Tribalism is a vortex that really leaves us so little room to be the complex, multi-dimensional people that we are. Whether it be arguments over President Bush 41’s record, or figuring out our current struggles in governing, we have to find our way back to creating space for common-sense solutions and compromise. Wounds from these political bunkers have grown so deep, it’s sometimes difficult for us to even speak to each other. 

Like being in a choir full of strong-willed individual voices, if none of them are listening to each other, the choir is not going to be very good.

And therein lies the first set of directions for how to get back to a healthier nation.
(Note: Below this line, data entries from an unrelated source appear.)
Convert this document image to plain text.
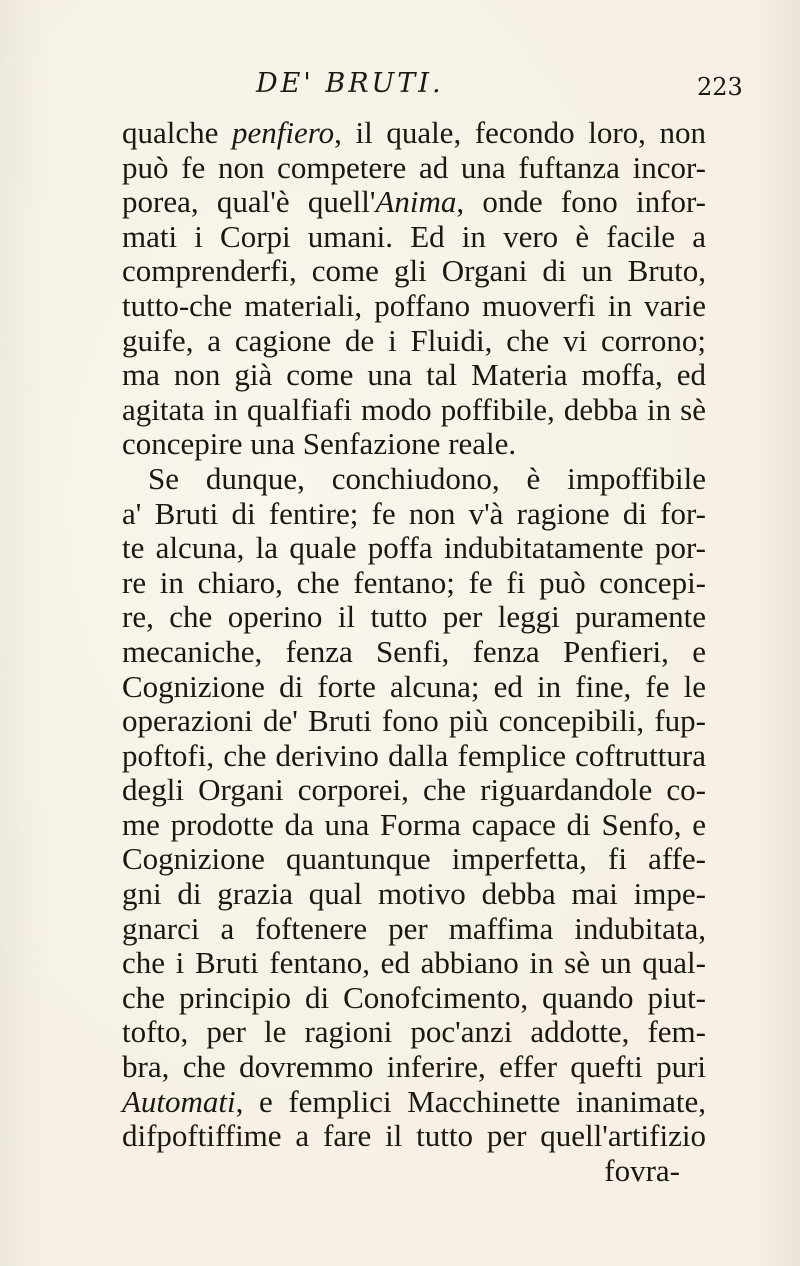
DE' BRUTI.	223
qualche penfiero, il quale, fecondo loro, non
può fe non competere ad una fuftanza incor-
porea, qual'è quell'Anima, onde fono infor-
mati i Corpi umani. Ed in vero è facile a
comprenderfi, come gli Organi di un Bruto,
tutto-che materiali, poffano muoverfi in varie
guife, a cagione de i Fluidi, che vi corrono;
ma non già come una tal Materia moffa, ed
agitata in qualfiafi modo poffibile, debba in sè
concepire una Senfazione reale.
Se dunque, conchiudono, è impoffibile
a' Bruti di fentire; fe non v'à ragione di for-
te alcuna, la quale poffa indubitatamente por-
re in chiaro, che fentano; fe fi può concepi-
re, che operino il tutto per leggi puramente
mecaniche, fenza Senfi, fenza Penfieri, e
Cognizione di forte alcuna; ed in fine, fe le
operazioni de' Bruti fono più concepibili, fup-
poftofi, che derivino dalla femplice coftruttura
degli Organi corporei, che riguardandole co-
me prodotte da una Forma capace di Senfo, e
Cognizione quantunque imperfetta, fi affe-
gni di grazia qual motivo debba mai impe-
gnarci a foftenere per maffima indubitata,
che i Bruti fentano, ed abbiano in sè un qual-
che principio di Conofcimento, quando piut-
tofto, per le ragioni poc'anzi addotte, fem-
bra, che dovremmo inferire, effer quefti puri
Automati, e femplici Macchinette inanimate,
difpoftiffime a fare il tutto per quell'artifizio
fovra-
We have to listen to each other, and maybe even remember that occasionally, good ideas can come from people that aren’t on our side.  All the time that Conservatives spend demonizing Alexandra Ocasio-Cortez’s Green New Deal, that is time they lose learning about the Billions Of Dollars in new investment opportunities such a new deal could bring.

In this moment of reflection, let us hope that we can chart a path back to the listening, common sense solutions and compromise which have sustained America through the centuries, and healed us at our most fractious times.  We all know that a better, greater version of ourselves exists, and it’s time that we meet them again.

Point of Light: The Passing Of Bush 41

President George H. W. Bush’s record of achievement is unparalleled… from bravery in battle to political bravery during the height of constitutional crisis, from navigation of complex foreign relations to unprecedented champion of the disabled.

But above all, his example as a good man, devoted husband and loving patriarch continues to inspire us all.  Just as President Bush spoke of 1000 Points of Light in his inauguration speech, his incredible legacy will continue to shine bright in the hearts of Americans, and citizens of our great global community.

My sincere prayers to the entire Bush Family.